Note- As we are using Terraform, we will use the following command to delete the environment
Go to folder "12.Real-Time-DevOps-Project/Terraform_Code" and run the Terraform command.
cd Terraform_Code/ $ ls -l Mode LastWriteTime Length Name ---- ------------- ------ ---- da---l 25/09/24 9:48 PM Terraform_Code Terraform destroy --auto-approve
Key Takeaways
Prometheus for Metrics Collection: It's a time-series database that scrapes data from Kubernetes services.
Grafana for Visualization: Allows you to create beautiful dashboards from the metrics data stored in Prometheus.
Real-Time Monitoring: You can observe real-time performance metrics for CPU, memory, and network using the dashboards.
GitOps with ArgoCD: ArgoCD makes deploying and managing applications on Kubernetes easier by automating continuous deployment.
What to Avoid
Incorrect Port Forwarding: Make sure you expose the correct ports for both Prometheus (9090) and Grafana (3000). Missing this can lead to connection issues.

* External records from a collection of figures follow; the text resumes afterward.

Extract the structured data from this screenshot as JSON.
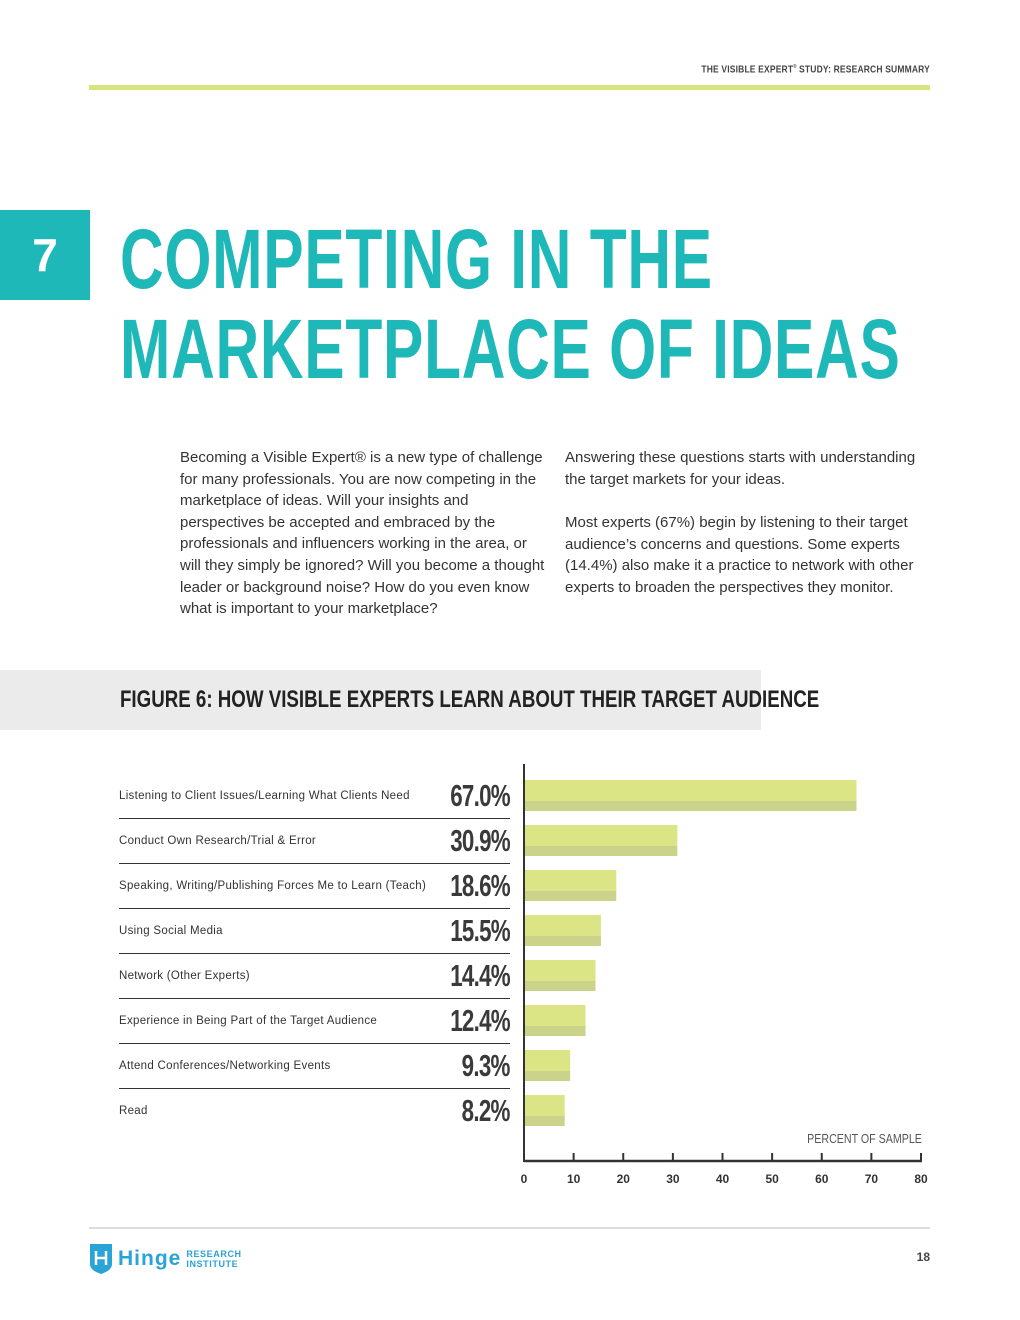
{
  "header": {
    "running_title": "THE VISIBLE EXPERT",
    "running_title_mark": "®",
    "running_title_rest": " STUDY: RESEARCH SUMMARY"
  },
  "section": {
    "number": "7",
    "title_line1": "COMPETING IN THE",
    "title_line2": "MARKETPLACE OF IDEAS"
  },
  "body": {
    "left": "Becoming a Visible Expert® is a new type of challenge for many professionals. You are now competing in the marketplace of ideas. Will your insights and perspectives be accepted and embraced by the professionals and influencers working in the area, or will they simply be ignored? Will you become a thought leader or background noise? How do you even know what is important to your marketplace?",
    "right_p1": "Answering these questions starts with understanding the target markets for your ideas.",
    "right_p2": "Most experts (67%) begin by listening to their target audience’s concerns and questions. Some experts (14.4%) also make it a practice to network with other experts to broaden the perspectives they monitor."
  },
  "figure": {
    "title": "FIGURE 6: HOW VISIBLE EXPERTS LEARN ABOUT THEIR TARGET AUDIENCE"
  },
  "chart_data": {
    "type": "bar",
    "orientation": "horizontal",
    "categories": [
      "Listening to Client Issues/Learning What Clients Need",
      "Conduct Own Research/Trial & Error",
      "Speaking, Writing/Publishing Forces Me to Learn (Teach)",
      "Using Social Media",
      "Network (Other Experts)",
      "Experience in Being Part of the Target Audience",
      "Attend Conferences/Networking Events",
      "Read"
    ],
    "values": [
      67.0,
      30.9,
      18.6,
      15.5,
      14.4,
      12.4,
      9.3,
      8.2
    ],
    "value_labels": [
      "67.0%",
      "30.9%",
      "18.6%",
      "15.5%",
      "14.4%",
      "12.4%",
      "9.3%",
      "8.2%"
    ],
    "xlabel": "PERCENT OF SAMPLE",
    "xlim": [
      0,
      80
    ],
    "xticks": [
      "0",
      "10",
      "20",
      "30",
      "40",
      "50",
      "60",
      "70",
      "80"
    ],
    "grid": false,
    "colors": {
      "bar": "#dce585",
      "bar_shade": "#cbd38a",
      "axis": "#333333"
    }
  },
  "footer": {
    "logo_word": "Hinge",
    "logo_sub1": "RESEARCH",
    "logo_sub2": "INSTITUTE",
    "page_number": "18"
  },
  "colors": {
    "accent": "#1fb8b8",
    "rule": "#d8e47f",
    "logo": "#2aa3d6"
  }
}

Skipping Security Groups Configuration: Always open the necessary ports in your cloud provider's security groups. Otherwise, the services won't be accessible externally.
Not Using PromQL Effectively: PromQL can seem complex, but it's essential to retrieve valuable metrics like CPU or memory usage. Avoid using generic queries without understanding the context of your services.
Benefits of Using This Setup
Improved Observability: Combining Prometheus and Grafana gives you full observability over your Kubernetes clusters.
Real-Time Metrics: You can monitor your services in real-time, making troubleshooting faster and more efficient.
Scalability: This setup grows with your infrastructure, allowing you to monitor large-scale deployments with ease.
Cost-Efficient: Both Prometheus and Grafana are open-source, providing a cost-effective monitoring solution.
Ease of Use: With Grafana's pre-built dashboards and PromQL's flexibility, it’s easy to get started and scale monitoring solutions.